Functions of the Pulmonary System

• The function of the respiratory system is to ventilate the alveoli.
• Gases are diffused into and out of the blood.
• Oxygen is circulated through the lungs so the body receives oxygen.
• Ventilation is the mechanical movement of gas or air into and out of the lungs.
• Minute volume is ventilatory rate multiplied by the volume of air per breath.
• Alveolar ventilation is an aspect of ventillation.
• Ventilation is under neurochemical control.
• The respiratory centre includes dorsal and ventral respiratory groups, with pneumotaxic as well as apneustic centres.
• Lung receptors include irritant, stretch, and J receptors.
• Chemoreceptors in the lung include central and peripheral chemoreceptors.
• Major muscles of ventillation: diaphragm and external intercostals for inspiration, expiration by abdominal muscles, and internal intercostal muscles.
• Surfactant affects alveolar surface tension and ventilation.
• Elastic recoil and compliance defines the elastic properties of the lung and chest wall.
• Work of breathing and airway resistance plays a role in breathing.

Gas Transport

• Gas transport consists of four steps: ventilating the lungs, diffusing oxygen from the alveoli to capillary blood, perfusing systemic capillaries with oxygenated blood, and diffusing oxygen from systemic capillaries into cells.
• Diffusion of CO2 follows the reverse path.
• Barometric pressure and the partial pressures of gas and water vapour come into play
• Gravity and alveolar pressure affects distribution of ventilation and perfusion.
• A ventilation-perfusion ratio of 0.8 is considered normal.
• Oxygen transport via alveolocapillary membrane.
• Arterial oxygenation depends on hemoglobin binding and oxygen saturation.
• Arterial oxygenation relies on oxyhemoglobin association and dissociation.
• Oxyhemoglobin dissociation curve and the Bohr effect become important.
• Carbon dioxide transports when it is dissolved in plasma
• Bicarbonate, and carbamino compounds are all factors.
• The Haldane effect also influences CO2 transport.
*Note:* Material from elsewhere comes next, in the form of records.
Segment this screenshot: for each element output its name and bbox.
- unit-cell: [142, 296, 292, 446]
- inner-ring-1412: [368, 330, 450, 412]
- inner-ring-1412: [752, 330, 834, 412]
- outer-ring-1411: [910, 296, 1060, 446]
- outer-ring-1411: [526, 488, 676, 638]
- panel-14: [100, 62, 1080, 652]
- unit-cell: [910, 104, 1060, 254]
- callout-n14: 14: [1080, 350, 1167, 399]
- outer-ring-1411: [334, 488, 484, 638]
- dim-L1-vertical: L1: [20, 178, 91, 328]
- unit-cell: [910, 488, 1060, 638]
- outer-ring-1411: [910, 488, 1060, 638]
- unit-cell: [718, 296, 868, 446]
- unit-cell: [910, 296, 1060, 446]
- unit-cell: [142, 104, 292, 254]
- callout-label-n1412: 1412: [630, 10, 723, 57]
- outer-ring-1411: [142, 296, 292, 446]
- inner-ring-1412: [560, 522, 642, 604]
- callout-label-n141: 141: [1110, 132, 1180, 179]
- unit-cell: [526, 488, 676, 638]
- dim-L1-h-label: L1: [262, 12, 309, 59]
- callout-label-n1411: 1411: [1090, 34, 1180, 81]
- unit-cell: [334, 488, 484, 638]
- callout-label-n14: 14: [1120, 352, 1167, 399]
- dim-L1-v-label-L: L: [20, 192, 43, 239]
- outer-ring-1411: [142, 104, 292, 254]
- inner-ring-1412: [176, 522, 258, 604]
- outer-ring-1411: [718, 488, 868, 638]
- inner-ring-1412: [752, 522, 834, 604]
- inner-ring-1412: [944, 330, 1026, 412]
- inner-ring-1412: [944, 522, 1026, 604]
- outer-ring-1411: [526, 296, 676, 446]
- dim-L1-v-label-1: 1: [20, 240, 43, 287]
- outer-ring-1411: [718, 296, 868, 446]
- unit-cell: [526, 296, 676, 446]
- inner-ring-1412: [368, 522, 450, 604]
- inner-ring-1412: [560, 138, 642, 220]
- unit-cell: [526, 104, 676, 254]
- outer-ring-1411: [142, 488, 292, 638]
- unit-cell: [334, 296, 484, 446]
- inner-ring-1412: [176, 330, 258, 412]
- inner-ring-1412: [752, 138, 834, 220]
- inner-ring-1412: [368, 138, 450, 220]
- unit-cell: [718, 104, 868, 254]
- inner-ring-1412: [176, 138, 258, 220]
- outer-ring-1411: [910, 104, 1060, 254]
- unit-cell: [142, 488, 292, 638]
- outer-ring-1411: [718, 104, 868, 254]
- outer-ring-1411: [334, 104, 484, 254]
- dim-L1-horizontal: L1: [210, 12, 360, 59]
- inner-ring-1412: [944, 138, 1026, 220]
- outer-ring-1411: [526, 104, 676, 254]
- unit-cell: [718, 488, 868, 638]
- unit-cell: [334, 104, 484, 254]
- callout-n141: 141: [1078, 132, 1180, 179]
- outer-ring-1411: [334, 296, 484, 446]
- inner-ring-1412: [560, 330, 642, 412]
Aging and the Pulmonary System

• Chest wall compliance and elastic recoil of the lungs decreases with age.
• Results in reduced ventilatory reserve.
• Lower surface area for exchanging gas and capillary perfusion limits exercise capacity.

Description

An overview of the pulmonary system, including conducting and gas-exchange airways. It also covers pulmonary circulation, which operates at a lower pressure than systemic circulation. Epithelial cells within alveoliType I and Type II alveolar cells are also discussed.